It’s the front door of the internet for at least three billion of us, and one of the companies that underpins large swathes of the online world. But an embarrassingly long six-hour Facebook outage on 4 October highlighted just how significant a role the company plays in our day-to-day digital lives – and left many wondering what could possibly have gone so wrong.
What caused the outage?
In a statement, Facebook’s vice-president of infrastructure, Santosh Janardhan, said that “configuration changes on the backbone routers that coordinate network traffic between our data centres caused issues that interrupted this communication”. In essence, a likely innocuous error by a Facebook employee managed to make it impossible to access Facebook services.
To learn why a small change had an outsized impact, you need to look at how the internet is structured. “The clue is in the name,” says Alan Woodward, professor of cybersecurity at the University of Surrey. “It’s a network of networks.

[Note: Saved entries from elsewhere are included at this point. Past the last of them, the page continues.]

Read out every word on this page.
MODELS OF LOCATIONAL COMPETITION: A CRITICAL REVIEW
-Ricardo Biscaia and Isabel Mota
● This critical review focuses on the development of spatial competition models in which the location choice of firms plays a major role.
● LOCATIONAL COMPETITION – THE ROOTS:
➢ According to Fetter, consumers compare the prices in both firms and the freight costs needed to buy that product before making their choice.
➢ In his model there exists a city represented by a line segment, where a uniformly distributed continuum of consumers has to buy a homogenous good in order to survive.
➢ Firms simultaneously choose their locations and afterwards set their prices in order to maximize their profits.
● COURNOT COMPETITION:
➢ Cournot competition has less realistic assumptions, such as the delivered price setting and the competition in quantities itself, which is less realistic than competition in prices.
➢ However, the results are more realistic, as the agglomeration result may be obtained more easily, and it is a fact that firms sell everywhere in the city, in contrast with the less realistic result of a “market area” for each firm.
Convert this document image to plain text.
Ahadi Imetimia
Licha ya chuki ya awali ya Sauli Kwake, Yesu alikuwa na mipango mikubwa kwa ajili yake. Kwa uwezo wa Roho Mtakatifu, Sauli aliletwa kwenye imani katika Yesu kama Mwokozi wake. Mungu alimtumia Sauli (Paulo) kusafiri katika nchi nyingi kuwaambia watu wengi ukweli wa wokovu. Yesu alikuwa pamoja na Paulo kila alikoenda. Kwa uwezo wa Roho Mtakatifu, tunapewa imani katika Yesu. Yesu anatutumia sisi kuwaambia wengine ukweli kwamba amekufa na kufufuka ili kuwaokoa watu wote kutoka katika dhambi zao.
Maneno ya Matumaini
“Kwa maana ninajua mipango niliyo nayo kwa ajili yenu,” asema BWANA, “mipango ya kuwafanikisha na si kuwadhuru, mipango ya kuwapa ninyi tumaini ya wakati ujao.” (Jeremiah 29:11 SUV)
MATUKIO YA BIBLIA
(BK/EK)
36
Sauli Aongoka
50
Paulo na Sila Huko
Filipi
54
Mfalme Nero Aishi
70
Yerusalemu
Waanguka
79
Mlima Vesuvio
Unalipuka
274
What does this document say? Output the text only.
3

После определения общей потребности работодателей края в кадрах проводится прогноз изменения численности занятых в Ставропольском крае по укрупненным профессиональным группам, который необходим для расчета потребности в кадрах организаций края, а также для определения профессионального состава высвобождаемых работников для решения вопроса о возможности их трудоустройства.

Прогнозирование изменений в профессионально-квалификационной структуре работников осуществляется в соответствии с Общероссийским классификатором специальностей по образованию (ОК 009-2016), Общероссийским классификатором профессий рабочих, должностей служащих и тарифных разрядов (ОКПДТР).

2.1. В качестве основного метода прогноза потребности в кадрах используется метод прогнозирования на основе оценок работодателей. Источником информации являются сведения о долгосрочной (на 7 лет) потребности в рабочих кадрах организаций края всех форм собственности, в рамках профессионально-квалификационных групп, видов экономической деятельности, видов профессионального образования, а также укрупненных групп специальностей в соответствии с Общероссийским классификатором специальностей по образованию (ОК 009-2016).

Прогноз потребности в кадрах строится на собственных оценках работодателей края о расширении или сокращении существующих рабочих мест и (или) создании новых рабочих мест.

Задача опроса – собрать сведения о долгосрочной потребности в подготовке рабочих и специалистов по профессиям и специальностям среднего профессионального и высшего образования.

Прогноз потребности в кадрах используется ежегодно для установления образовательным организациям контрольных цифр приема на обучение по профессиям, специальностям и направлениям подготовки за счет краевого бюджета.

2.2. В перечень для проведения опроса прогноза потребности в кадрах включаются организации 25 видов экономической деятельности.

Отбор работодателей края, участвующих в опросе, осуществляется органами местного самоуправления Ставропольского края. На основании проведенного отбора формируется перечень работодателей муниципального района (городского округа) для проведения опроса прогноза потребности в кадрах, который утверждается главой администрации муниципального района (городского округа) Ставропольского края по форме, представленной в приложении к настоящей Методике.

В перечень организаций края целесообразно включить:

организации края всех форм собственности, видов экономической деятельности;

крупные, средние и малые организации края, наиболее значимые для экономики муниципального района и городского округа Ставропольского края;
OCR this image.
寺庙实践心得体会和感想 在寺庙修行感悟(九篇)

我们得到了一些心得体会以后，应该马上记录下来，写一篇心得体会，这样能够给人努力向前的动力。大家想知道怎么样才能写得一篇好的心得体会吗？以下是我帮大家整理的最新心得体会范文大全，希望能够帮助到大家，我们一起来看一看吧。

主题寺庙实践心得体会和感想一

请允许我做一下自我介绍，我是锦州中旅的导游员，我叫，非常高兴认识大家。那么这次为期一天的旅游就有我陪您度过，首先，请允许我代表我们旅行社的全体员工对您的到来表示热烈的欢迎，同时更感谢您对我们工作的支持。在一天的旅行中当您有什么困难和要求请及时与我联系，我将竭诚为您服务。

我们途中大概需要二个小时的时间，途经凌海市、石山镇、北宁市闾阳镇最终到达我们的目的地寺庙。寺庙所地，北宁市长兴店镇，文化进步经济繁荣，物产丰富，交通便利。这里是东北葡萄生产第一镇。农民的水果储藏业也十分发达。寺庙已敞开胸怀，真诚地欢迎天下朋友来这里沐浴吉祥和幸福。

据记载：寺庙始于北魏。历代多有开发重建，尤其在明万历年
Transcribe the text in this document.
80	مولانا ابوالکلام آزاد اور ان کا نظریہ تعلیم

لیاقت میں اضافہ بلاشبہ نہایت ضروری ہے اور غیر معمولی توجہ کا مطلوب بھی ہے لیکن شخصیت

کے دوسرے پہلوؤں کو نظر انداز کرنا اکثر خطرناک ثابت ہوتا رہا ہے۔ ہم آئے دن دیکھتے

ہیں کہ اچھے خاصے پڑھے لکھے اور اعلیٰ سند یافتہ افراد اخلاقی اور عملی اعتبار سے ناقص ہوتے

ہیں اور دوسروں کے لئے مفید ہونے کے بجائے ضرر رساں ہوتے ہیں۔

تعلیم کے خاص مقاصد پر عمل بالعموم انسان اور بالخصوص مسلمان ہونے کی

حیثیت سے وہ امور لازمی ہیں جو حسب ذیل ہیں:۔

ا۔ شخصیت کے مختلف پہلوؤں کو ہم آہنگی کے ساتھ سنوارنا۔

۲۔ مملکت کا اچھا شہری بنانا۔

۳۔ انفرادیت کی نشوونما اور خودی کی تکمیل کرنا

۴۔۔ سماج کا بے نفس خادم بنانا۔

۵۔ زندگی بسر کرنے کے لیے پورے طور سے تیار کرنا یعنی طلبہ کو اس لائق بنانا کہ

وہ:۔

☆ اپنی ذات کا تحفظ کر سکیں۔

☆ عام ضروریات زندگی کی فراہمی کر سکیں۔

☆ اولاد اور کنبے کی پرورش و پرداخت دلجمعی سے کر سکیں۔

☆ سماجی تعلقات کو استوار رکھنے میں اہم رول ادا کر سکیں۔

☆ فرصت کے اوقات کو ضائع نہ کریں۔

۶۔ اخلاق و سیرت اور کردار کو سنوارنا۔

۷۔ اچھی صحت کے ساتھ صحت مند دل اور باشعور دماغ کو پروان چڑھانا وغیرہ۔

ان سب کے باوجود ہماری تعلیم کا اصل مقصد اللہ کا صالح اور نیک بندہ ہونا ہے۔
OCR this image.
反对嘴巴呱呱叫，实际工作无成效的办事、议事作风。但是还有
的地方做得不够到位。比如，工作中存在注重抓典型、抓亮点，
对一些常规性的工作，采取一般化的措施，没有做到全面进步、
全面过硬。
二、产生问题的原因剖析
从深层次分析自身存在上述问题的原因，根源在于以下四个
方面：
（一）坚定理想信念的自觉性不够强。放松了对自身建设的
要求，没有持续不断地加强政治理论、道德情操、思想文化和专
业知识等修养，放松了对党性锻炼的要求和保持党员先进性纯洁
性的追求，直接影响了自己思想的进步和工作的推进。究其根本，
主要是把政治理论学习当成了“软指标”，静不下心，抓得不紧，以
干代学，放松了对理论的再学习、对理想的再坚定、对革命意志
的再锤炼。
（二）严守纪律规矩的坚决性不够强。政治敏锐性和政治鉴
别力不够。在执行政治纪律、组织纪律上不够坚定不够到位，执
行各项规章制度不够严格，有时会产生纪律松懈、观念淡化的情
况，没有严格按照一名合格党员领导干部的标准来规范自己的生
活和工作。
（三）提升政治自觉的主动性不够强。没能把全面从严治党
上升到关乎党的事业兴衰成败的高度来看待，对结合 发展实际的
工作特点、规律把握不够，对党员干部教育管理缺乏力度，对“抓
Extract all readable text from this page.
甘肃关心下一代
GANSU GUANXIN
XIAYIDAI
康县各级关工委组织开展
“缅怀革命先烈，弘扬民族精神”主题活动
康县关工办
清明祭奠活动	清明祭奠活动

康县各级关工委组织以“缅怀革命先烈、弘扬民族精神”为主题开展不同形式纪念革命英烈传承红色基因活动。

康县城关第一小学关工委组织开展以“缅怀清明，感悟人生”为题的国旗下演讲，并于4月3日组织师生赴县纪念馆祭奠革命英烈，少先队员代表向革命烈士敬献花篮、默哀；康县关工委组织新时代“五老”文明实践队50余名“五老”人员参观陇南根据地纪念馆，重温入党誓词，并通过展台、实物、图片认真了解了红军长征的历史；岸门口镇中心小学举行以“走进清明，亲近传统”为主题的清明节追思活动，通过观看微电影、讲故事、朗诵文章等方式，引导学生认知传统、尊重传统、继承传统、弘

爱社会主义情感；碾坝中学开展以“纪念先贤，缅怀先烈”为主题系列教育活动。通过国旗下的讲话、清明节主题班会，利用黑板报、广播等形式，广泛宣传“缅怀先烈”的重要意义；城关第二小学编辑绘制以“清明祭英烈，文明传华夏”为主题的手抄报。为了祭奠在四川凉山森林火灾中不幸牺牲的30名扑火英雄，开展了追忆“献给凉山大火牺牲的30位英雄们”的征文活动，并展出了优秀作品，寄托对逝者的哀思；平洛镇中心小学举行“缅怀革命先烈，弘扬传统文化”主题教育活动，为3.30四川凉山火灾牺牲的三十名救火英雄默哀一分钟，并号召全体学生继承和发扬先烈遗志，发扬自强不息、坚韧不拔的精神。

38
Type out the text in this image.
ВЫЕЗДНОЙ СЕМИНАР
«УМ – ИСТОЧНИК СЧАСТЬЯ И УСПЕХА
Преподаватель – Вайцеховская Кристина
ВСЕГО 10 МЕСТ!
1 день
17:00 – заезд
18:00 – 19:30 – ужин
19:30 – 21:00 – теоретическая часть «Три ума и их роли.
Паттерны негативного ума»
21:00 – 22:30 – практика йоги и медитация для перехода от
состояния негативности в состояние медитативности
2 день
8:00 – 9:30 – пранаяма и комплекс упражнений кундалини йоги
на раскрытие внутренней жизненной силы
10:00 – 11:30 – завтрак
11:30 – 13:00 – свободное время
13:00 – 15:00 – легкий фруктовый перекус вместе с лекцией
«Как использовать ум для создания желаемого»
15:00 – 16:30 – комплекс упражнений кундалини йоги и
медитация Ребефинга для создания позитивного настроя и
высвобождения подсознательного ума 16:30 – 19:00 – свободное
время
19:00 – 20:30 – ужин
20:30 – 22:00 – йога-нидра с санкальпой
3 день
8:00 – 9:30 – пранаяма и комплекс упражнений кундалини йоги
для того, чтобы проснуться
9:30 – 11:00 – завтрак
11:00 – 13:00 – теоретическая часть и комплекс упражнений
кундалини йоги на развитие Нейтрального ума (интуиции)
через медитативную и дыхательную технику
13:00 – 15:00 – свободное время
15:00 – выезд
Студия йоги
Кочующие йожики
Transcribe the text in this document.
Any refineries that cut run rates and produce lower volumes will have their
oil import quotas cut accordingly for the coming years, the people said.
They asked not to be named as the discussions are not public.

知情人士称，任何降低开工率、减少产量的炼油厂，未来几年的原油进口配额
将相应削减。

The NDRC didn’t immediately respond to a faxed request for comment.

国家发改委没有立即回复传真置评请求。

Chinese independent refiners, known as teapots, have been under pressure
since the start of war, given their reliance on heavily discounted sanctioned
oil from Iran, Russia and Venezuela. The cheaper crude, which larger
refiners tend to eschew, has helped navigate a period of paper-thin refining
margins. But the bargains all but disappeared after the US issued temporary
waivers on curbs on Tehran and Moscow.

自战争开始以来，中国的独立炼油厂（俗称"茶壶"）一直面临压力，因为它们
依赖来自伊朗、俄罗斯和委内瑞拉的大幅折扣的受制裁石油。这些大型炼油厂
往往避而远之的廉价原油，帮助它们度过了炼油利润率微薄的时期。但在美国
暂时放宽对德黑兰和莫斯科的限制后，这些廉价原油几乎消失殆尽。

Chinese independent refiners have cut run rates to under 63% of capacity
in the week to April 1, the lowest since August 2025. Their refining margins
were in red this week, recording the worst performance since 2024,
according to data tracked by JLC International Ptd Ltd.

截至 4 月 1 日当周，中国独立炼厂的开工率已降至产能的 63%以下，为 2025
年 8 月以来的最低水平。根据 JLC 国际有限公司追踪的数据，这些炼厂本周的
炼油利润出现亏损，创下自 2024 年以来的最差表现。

The internet is a collection of interconnected networks.” Because of their ubiquity and power in driving large parts of how we communicate, some of the biggest digital companies in the world – including Facebook, Google and Microsoft – have responsibility for running the top tier of the internet.
At that level, it is a series of nodes: when a user visits one of these nodes, their request to visit a website is interrogated and cross-checked against a routing table – which is a list of every batch of internet protocol (IP) addresses issued.
What is an IP address, and how does it work?
IP addresses are sort of like the longitude and latitude of the planet. They tell you with pinpoint accuracy where a particular website or service is hosted. But we tend not to use IP addresses in everyday web browsing, because they’re longer, complicated numbers. Instead, we use URLs – the digital equivalent of house numbers and street names. Type facebook.com into a web browser and it’s translated into an IP address. The first few numbers of an IP address reveal which of the big nodes to go to, while the remainder give more explicit directions.
That’s done through a protocol called the Border Gateway Protocol (BGP). But it relies on the routing tables stored by these big providers being correct. And in Facebook’s case, the configuration was screwed up. “People tried talking to Facebook, but the system was looking around saying, ‘There’s no such thing as Facebook,’” says Woodward. “Some registrars would sell you facebook.com because as far as they were concerned, it didn’t exist.”
Facebook had managed to delete itself from its own routing tables, meaning anyone who typed in facebook.com – or any website that connects to Facebook using facebook.com – was lost. It’s like traversing a huge metropolis of complicated, interconnected roads without a map.
What was the underlying issue?
One of the problems that the outage demonstrates is the fallibility of the internet and the infrastructure that powers it, as well as the trouble with concentrating that power in just a few hands – and there are catastrophic consequences if something goes wrong.
Although we believe that the internet just operates independently, with computers whirring and buzzing and smoothly handling everything we throw at it, like all technology, it has a human parent that has decided how it will work. Technology follows the instructions we provide it – and sometimes we give it incorrect instructions, with computers unable to think for themselves to question whether you really want to change things in a way that could break the internet.
Why did it take so long to fix?
A big issue was that Facebook employees reportedly struggled to access their own buildings and networks because they also run on Facebook servers – which didn’t exist in the eyes of the infrastructure running the internet. “It looks like they had to physically go where the server was and log in manually there and set it back to where it was before,” says Woodward. This reveals how Facebook itself is hostage to fortune.
What does this tell us about Facebook’s dominance?
“You get these cascading effects,” continues Woodward. “It shows how they [Facebook] hold a disproportionate sway over how the whole thing operates and functions, such that when they malfunction, it’s not even like an ISP [internet service provider, such as BT, TalkTalk or Sky] going down where the customers go down – it affects the rest of the internet.”
For example, there were issues for services that rely on Facebook for part of their operations. In an attempt to make it easier for users to sign up to systems and not have to remember reams of usernames and passwords, many platforms offer the ability to log in using a Google or Facebook account. That’s brilliant and convenient when it works – but it does mean that if a Facebook account is used to log in to a third-party service, and Facebook goes down, access to that service is lost. “A lot of new online services will use one of the main social media platforms as their sign-on,” explains Woodward. “If Facebook disappeared, who’s liable for that?”
What can be done to make things better?
For one thing, double-checking work before making it live and potentially bringing down large parts of the internet. “We’re working to understand more about what happened today so we can continue to make our infrastructure more resilient,” wrote Facebook’s Janardhan. But trying not to put all your eggs into one digital basket owned by Facebook is another, smaller solution that individuals can try.